Fermeture des frontières: Un manque à gagner « ROYAL » pour la RAM

Si la décision des autorités de suspendre le trafic aérien international du Maroc est censée être réexaminée dans quinze jours, il n’en demeure pas moins qu’elle aura un lourd impact sur les finances de la Royal Air Maroc (RAM) surtout que cette dernière risque de devoir faire face à une nouvelle prolongation de cette suspension.

Si la fermeture des frontières est de facto préjudiciable pour le secteur du tourisme, il en sera de même pour le secteur du transport aérien. On se rappelle tous des pertes accumulés par la Royal Air Maroc (RAM) lors de la grève des pilotes et les difficultés que la compagnie publique se devait de d’affronter pour les résorber et le temps qu’il lui a fallu pour le faire.

La baisse d’activité internationale, durant ces deux semaines de suspension, privera la compagnie de recettes estimées à plusieurs centaines de millions de dirhams, et de plusieurs milliards de DH si elle est reconduite.

En effet, un simple calcul pourrait nous donner une idée approximative du manque à gagner auquel la compagnie aérienne devra faire face. Une journée de grève des pilotes coûtait dans le temps près de 50 MDH par jour.

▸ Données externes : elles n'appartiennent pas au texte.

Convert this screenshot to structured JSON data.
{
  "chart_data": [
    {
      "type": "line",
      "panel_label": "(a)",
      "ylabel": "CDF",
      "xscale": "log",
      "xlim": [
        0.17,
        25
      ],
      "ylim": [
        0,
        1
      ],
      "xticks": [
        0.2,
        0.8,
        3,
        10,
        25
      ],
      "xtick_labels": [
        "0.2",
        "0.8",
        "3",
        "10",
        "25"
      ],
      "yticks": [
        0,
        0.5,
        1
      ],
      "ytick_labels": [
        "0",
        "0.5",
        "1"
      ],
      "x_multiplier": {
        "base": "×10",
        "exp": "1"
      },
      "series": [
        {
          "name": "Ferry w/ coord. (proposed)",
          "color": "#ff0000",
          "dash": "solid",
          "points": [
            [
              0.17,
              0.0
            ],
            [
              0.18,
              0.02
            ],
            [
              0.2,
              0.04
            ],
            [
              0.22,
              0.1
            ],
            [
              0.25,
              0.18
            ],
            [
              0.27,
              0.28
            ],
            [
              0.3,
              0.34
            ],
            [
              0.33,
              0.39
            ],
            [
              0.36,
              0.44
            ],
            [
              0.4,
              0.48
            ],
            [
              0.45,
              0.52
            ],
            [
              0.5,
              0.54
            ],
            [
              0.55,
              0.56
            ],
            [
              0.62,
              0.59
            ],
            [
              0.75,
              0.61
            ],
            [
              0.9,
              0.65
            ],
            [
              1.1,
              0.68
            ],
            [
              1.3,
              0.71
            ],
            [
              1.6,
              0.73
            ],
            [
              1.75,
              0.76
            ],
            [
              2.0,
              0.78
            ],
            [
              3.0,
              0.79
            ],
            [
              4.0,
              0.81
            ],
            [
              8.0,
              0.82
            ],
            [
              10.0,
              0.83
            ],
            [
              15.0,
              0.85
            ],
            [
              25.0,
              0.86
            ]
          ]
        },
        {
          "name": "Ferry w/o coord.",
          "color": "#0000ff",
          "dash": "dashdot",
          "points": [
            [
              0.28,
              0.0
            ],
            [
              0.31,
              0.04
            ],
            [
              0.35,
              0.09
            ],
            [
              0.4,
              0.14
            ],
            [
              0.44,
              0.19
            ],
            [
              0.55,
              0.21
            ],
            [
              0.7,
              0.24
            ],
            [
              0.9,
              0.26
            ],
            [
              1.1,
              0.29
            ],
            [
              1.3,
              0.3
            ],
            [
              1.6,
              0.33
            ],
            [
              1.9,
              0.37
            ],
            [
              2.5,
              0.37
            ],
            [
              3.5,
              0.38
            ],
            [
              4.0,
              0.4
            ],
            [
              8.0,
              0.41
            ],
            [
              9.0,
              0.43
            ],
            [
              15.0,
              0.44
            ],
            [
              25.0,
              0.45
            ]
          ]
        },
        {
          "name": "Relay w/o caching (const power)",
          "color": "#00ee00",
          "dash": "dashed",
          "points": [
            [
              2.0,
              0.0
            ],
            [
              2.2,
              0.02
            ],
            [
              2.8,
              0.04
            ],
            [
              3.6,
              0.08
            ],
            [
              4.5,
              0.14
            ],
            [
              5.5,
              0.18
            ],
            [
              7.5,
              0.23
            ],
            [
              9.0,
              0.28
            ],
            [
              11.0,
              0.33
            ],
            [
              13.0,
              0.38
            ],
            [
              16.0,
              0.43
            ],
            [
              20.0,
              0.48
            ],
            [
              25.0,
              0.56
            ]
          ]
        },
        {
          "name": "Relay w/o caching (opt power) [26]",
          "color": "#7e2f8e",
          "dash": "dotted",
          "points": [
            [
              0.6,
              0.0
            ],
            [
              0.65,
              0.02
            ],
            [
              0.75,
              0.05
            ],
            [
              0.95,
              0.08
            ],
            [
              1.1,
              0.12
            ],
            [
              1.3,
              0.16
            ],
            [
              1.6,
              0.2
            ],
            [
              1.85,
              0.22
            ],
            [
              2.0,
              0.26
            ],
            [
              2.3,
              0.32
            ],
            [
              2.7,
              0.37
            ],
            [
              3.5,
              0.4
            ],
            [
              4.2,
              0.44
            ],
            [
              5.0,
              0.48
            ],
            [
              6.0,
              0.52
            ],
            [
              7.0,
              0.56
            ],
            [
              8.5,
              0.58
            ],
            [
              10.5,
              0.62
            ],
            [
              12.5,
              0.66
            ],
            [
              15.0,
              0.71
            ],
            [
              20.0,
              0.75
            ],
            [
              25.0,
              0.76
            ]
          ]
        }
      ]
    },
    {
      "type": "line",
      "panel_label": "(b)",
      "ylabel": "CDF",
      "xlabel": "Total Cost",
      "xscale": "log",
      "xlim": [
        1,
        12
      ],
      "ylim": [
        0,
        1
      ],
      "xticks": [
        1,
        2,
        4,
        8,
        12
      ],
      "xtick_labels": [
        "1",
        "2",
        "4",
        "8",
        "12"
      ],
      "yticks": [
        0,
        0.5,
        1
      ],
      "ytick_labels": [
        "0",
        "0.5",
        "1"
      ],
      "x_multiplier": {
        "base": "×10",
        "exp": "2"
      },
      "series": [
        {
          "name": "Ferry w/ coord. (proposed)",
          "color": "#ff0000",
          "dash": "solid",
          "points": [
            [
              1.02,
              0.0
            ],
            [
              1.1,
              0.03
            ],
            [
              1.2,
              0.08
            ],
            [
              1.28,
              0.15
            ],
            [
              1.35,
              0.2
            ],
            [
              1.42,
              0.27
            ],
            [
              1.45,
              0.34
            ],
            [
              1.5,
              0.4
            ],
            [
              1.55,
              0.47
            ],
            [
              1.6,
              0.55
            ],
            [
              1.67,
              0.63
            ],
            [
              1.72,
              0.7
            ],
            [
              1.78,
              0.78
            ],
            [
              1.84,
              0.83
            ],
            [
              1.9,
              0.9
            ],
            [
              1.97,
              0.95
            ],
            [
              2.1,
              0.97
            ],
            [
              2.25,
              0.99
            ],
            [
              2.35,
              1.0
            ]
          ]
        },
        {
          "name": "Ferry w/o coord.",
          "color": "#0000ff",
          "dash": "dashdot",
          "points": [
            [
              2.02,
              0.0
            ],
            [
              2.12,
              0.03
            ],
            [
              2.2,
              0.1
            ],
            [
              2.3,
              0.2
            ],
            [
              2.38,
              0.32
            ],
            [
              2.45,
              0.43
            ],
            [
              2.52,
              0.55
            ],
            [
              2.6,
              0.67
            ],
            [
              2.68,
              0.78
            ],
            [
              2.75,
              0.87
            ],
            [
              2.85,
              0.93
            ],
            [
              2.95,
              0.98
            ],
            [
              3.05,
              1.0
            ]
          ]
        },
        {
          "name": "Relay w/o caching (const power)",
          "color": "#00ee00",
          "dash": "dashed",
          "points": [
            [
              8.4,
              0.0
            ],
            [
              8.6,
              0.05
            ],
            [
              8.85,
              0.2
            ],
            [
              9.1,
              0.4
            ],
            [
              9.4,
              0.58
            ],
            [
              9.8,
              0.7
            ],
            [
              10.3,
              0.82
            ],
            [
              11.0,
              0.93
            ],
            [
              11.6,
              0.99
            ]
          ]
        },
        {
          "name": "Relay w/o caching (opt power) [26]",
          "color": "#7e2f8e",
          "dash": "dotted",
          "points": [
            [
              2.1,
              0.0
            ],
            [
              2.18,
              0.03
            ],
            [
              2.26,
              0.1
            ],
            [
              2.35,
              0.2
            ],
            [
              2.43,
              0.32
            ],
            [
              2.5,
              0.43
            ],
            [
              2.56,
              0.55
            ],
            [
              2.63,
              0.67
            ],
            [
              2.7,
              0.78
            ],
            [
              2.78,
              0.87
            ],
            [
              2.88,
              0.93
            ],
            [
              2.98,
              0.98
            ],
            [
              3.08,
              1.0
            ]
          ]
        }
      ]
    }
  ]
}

Pour deux semaines d’arrêt du trafic international, la perte serait de 750 MDH au bas mot. Un montant des plus conséquents si l’on considère les difficultés que connaît la compagnie depuis un certains temps et qui ont été exacerbées par la pandémie.

Pire! Si une prolongation de la décision de fermer les frontières est décidée ne serait-ce que pour deux demains supplémentaires, il sera question d’une perte beaucoup plus importante qui avoisinera les  1.5 milliards de dirhams.

Une situation des plus catastrophique pour une compagnie qui comptait sur les fêtes de fin d’années pour combler une partie du déficit qu’elle accumule depuis près de deux ans.

Faut-il donc s’inquiéter pour la compagnie nationale? Le fait est la RAM a toujours bénéficier de la protection financière de l’État. Surtout qu’en l’espèce il s’agit d’un arbitrage ou le « quoi qu’il en coûte » est de mise. Car, les autorités n’ont pas choix du moment qu’il s’agit de la protection du pays. D’autant plus qu’il serait aberrant de perdre l’avantage sanitaire du Maroc, qui a coûté beaucoup d’efforts et d’argent en privilégiant les intérêts financiers d’une entreprise  publique qui se relèvera d’une manière ou d’une autre.